I am presently a developer.  I don't have too many years experience although my coding skills are solid.  I always saw myself moving into a tech lead position and then ultimately a project management position.  Unfortunately where I live, the world revolves around CMM/CMMi and personally I can't stand the stuff.  I do not want to become a project manager or a tech lead for a CMM/CMMi project.  As stated though, as far as finding work goes at other companies that don't practice or have aspirations to practice these methodologies, it's like finding a neede in a haystack.

Recently I have been presented with an opportunity to jump off the development road into an intermediate level IT position.  I am just as technically competent in this area as I am in the development arena, and I enjoy doing IT on a personal level.  What I'm worried about is if for some reason I don't enjoy the position, after 4 or 5 years, would it be possible to jump back to the development track, and what would the consequences be?  Would I be falling back to an entry to intermediate level position, or with 10 years experience total between IT and dev work, could I fall back into a mid to upper level position?  I realize that no one can predict the future, but if the future were today, what would the possible outcomes be?
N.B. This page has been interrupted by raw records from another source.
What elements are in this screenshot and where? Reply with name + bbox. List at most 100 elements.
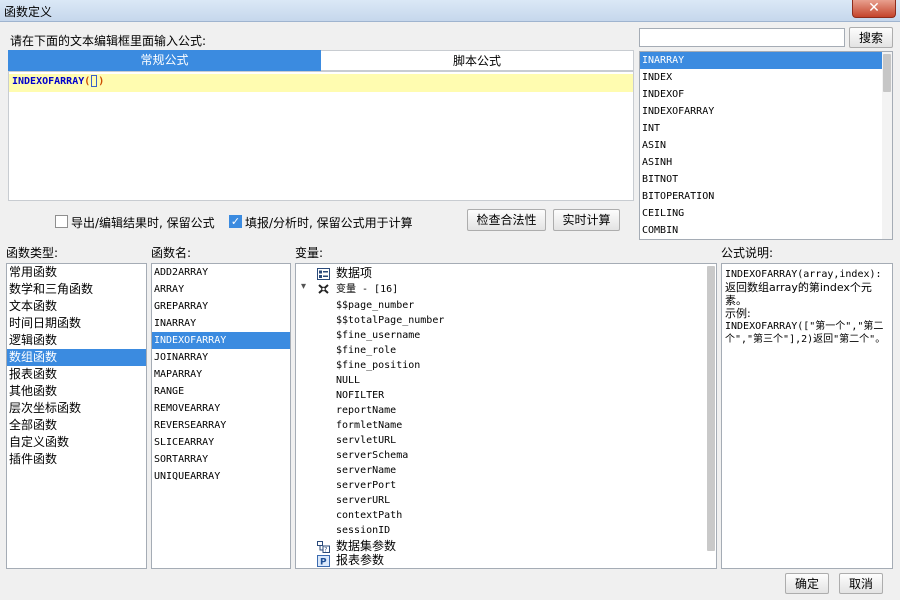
export-keep-label: 导出/编辑结果时, 保留公式 bbox=[71, 216, 215, 230]
function-name-item[interactable]: ARRAY bbox=[152, 281, 290, 298]
function-search-item[interactable]: BITNOT bbox=[640, 171, 892, 188]
category-item[interactable]: 常用函数 bbox=[7, 264, 146, 281]
function-name-item[interactable]: GREPARRAY bbox=[152, 298, 290, 315]
tab-script-formula[interactable]: 脚本公式 bbox=[321, 50, 634, 71]
tree-variable-item-label: serverSchema bbox=[336, 450, 409, 461]
function-name-item[interactable]: INARRAY bbox=[152, 315, 290, 332]
scrollbar-thumb[interactable] bbox=[707, 266, 715, 551]
tree-variable-item[interactable]: sessionID bbox=[336, 522, 390, 537]
function-search-item[interactable]: CEILING bbox=[640, 205, 892, 222]
tree-variable-item[interactable]: serverURL bbox=[336, 492, 390, 507]
fill-keep-checkbox[interactable]: ✓ bbox=[229, 215, 242, 228]
tree-variable-item-label: $fine_username bbox=[336, 330, 421, 341]
tree-variable-group[interactable]: 变量 - [16] bbox=[336, 281, 398, 296]
window-title: 函数定义 bbox=[4, 5, 53, 19]
tree-variable-item-label: NOFILTER bbox=[336, 390, 385, 401]
ok-button[interactable]: 确定 bbox=[785, 573, 829, 594]
tree-variable-item-label: serverName bbox=[336, 465, 397, 476]
tree-dataset-params[interactable]: 数据集参数 bbox=[336, 539, 396, 554]
category-item[interactable]: 自定义函数 bbox=[7, 434, 146, 451]
tree-variable-item-label: serverPort bbox=[336, 480, 397, 491]
tree-variable-item[interactable]: NOFILTER bbox=[336, 387, 384, 402]
function-name-list[interactable]: ADD2ARRAY ARRAY GREPARRAY INARRAY INDEXOFARR… bbox=[151, 263, 291, 569]
function-name-item[interactable]: MAPARRAY bbox=[152, 366, 290, 383]
tree-variable-item[interactable]: NULL bbox=[336, 372, 360, 387]
function-search-item[interactable]: INT bbox=[640, 120, 892, 137]
tree-variable-item[interactable]: formletName bbox=[336, 417, 402, 432]
category-item[interactable]: 插件函数 bbox=[7, 451, 146, 468]
function-name-item[interactable]: JOINARRAY bbox=[152, 349, 290, 366]
description-text: 返回数组array的第index个元素。 bbox=[725, 281, 872, 307]
function-name-item[interactable]: RANGE bbox=[152, 383, 290, 400]
category-item[interactable]: 数组函数 bbox=[7, 349, 146, 366]
tree-variable-item[interactable]: $fine_position bbox=[336, 357, 420, 372]
tree-data-item[interactable]: 数据项 bbox=[336, 266, 372, 281]
tree-variable-item[interactable]: $fine_role bbox=[336, 342, 396, 357]
tree-variable-item[interactable]: serverName bbox=[336, 462, 396, 477]
function-name-item[interactable]: INDEXOFARRAY bbox=[152, 332, 290, 349]
category-item[interactable]: 时间日期函数 bbox=[7, 315, 146, 332]
search-input[interactable] bbox=[639, 28, 845, 47]
data-item-icon bbox=[317, 268, 330, 280]
tree-report-params[interactable]: 报表参数 bbox=[336, 553, 384, 568]
function-search-item[interactable]: INDEXOF bbox=[640, 86, 892, 103]
tree-variable-item-label: servletURL bbox=[336, 435, 397, 446]
description-example-label: 示例: bbox=[725, 307, 751, 320]
tree-variable-item[interactable]: contextPath bbox=[336, 507, 402, 522]
svg-text:P: P bbox=[320, 558, 327, 568]
function-search-item[interactable]: ASIN bbox=[640, 137, 892, 154]
function-search-item[interactable]: ASINH bbox=[640, 154, 892, 171]
description-signature: INDEXOFARRAY(array,index): bbox=[725, 269, 882, 280]
tree-variable-item[interactable]: $fine_username bbox=[336, 327, 420, 342]
variable-group-icon bbox=[318, 284, 329, 294]
function-name-item[interactable]: SORTARRAY bbox=[152, 451, 290, 468]
category-header: 函数类型: bbox=[6, 246, 59, 260]
formula-description: INDEXOFARRAY(array,index): 返回数组array的第in… bbox=[721, 263, 893, 569]
category-item[interactable]: 文本函数 bbox=[7, 298, 146, 315]
category-item[interactable]: 其他函数 bbox=[7, 383, 146, 400]
category-item[interactable]: 逻辑函数 bbox=[7, 332, 146, 349]
tab-regular-formula[interactable]: 常规公式 bbox=[8, 50, 321, 71]
fill-keep-label: 填报/分析时, 保留公式用于计算 bbox=[245, 216, 413, 230]
tree-variable-item-label: $fine_role bbox=[336, 345, 397, 356]
function-search-item[interactable]: INARRAY bbox=[640, 52, 892, 69]
tree-variable-item[interactable]: serverPort bbox=[336, 477, 396, 492]
realtime-calc-button[interactable]: 实时计算 bbox=[553, 209, 620, 231]
category-item[interactable]: 数学和三角函数 bbox=[7, 281, 146, 298]
tree-variable-item[interactable]: servletURL bbox=[336, 432, 396, 447]
function-name-item[interactable]: UNIQUEARRAY bbox=[152, 468, 290, 485]
function-name-item[interactable]: SLICEARRAY bbox=[152, 434, 290, 451]
formula-open-paren: ( bbox=[84, 76, 91, 87]
tree-variable-item[interactable]: $$page_number bbox=[336, 297, 414, 312]
category-item[interactable]: 全部函数 bbox=[7, 417, 146, 434]
category-list[interactable]: 常用函数 数学和三角函数 文本函数 时间日期函数 逻辑函数 数组函数 报表函数 其他函数 层次坐… bbox=[6, 263, 147, 569]
function-name-item[interactable]: REVERSEARRAY bbox=[152, 417, 290, 434]
export-keep-checkbox[interactable] bbox=[55, 215, 68, 228]
function-search-item[interactable]: INDEXOFARRAY bbox=[640, 103, 892, 120]
category-item[interactable]: 层次坐标函数 bbox=[7, 400, 146, 417]
scrollbar-thumb[interactable] bbox=[883, 54, 891, 92]
variable-tree-scrollbar[interactable] bbox=[706, 264, 716, 568]
category-item[interactable]: 报表函数 bbox=[7, 366, 146, 383]
tree-variable-item[interactable]: serverSchema bbox=[336, 447, 408, 462]
expand-chevron-icon[interactable]: ▾ bbox=[301, 281, 306, 292]
function-search-item[interactable]: BITOPERATION bbox=[640, 188, 892, 205]
editor-instruction: 请在下面的文本编辑框里面输入公式: bbox=[10, 34, 207, 48]
function-header: 函数名: bbox=[151, 246, 192, 260]
function-search-item[interactable]: INDEX bbox=[640, 69, 892, 86]
function-name-item[interactable]: REMOVEARRAY bbox=[152, 400, 290, 417]
function-name-item[interactable]: ADD2ARRAY bbox=[152, 264, 290, 281]
function-search-scrollbar[interactable] bbox=[882, 52, 892, 239]
function-search-list[interactable]: INARRAY INDEX INDEXOF INDEXOFARRAY INT ASIN AS… bbox=[639, 51, 893, 240]
title-bar: 函数定义 ✕ bbox=[0, 0, 900, 22]
tree-variable-item[interactable]: reportName bbox=[336, 402, 396, 417]
tree-variable-item[interactable]: $$totalPage_number bbox=[336, 312, 444, 327]
search-button[interactable]: 搜索 bbox=[849, 27, 893, 48]
variable-tree[interactable]: 数据项 ▾ 变量 - [16] $$page_number $$totalPage_nu… bbox=[295, 263, 717, 569]
formula-editor[interactable]: INDEXOFARRAY() bbox=[8, 71, 634, 201]
function-search-item[interactable]: COMBIN bbox=[640, 222, 892, 239]
close-button[interactable]: ✕ bbox=[852, 0, 896, 18]
check-validity-button[interactable]: 检查合法性 bbox=[467, 209, 546, 231]
cancel-button[interactable]: 取消 bbox=[839, 573, 883, 594]
tree-variable-item-label: sessionID bbox=[336, 525, 391, 536]
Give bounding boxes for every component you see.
To further add to the dillema, is that I have only been at my current employer for 9 months, and the one before that, slightly longer than a year.  If I were to switch, it would be for a reasonable duration of time (4 to 5 years minimum).  At my current position, the only person I have any regular contact with is my boss (due to sitting at client site) and thus she is the closest person to a friend where I work now.  My current company is going down the CMM track although not with the project I'm currently on though.  I do however only see another 2 to 3 years of growth at my current company.

_ANY_ adivce received will be received well, as I'm really at a loss for what to do.  Should I take the new offer, and if so, if things don't pan out after a few years, can I make the switch from IT back to development?

This time, posting without my traditional alias. . .

Without my alias...
Saturday, May 08, 2004

The only advice I can offer you is to weight the developer role (production, engineering) vs the IT role (administration, service).  You'll need to decide which you are most comfortable with.

One of the things about IT, is that if you have good interpersonal skills - prompt, courteous, productive - you will be seen as an absolute  superstar.  Developer' world is often a lot more insular and competitive.

You also didn't mention what your role will be in the IT organisation.  Manager ? DBA ? Network? Desktops?  Fax & Copier guy?

Sassy
Saturday, May 08, 2004

It's hard to jump back. You would specifically have
to keep up your skills, which most people won't
do. There's something to be said for jumping
in enthusiastically without the comfort of a
"plan" that may not make a bit of sense in
4 years anyway.

son of parnas
Saturday, May 08, 2004

Pre-Sales Consultant.  Advising clients as to whether technologies would benefit their organization, and coming up with a solution that should be implemented, prior to the purchase of an end to end system.

Without my alias...
Saturday, May 08, 2004

Hmm.  Where I work, pre-sales is part of the sales org, not IT.
Most of our Sales Engineers are tied to a salesperson for their region, and get comission along with the saleman.

Most of  the SE's can handle installing our software and some basic troubleshooting and configuration, but I would call it a sales job before I'd call it an IT job.

Sassy
Saturday, May 08, 2004

I jumped over to the IT role once.  For me it it was the worst mistake I could have made.  I tried to get back to development but was impossible and was lucky enoungh to return to what I like else where.

One suggestion, move to a place where CMM isn't such a big thing and do what you enjoy.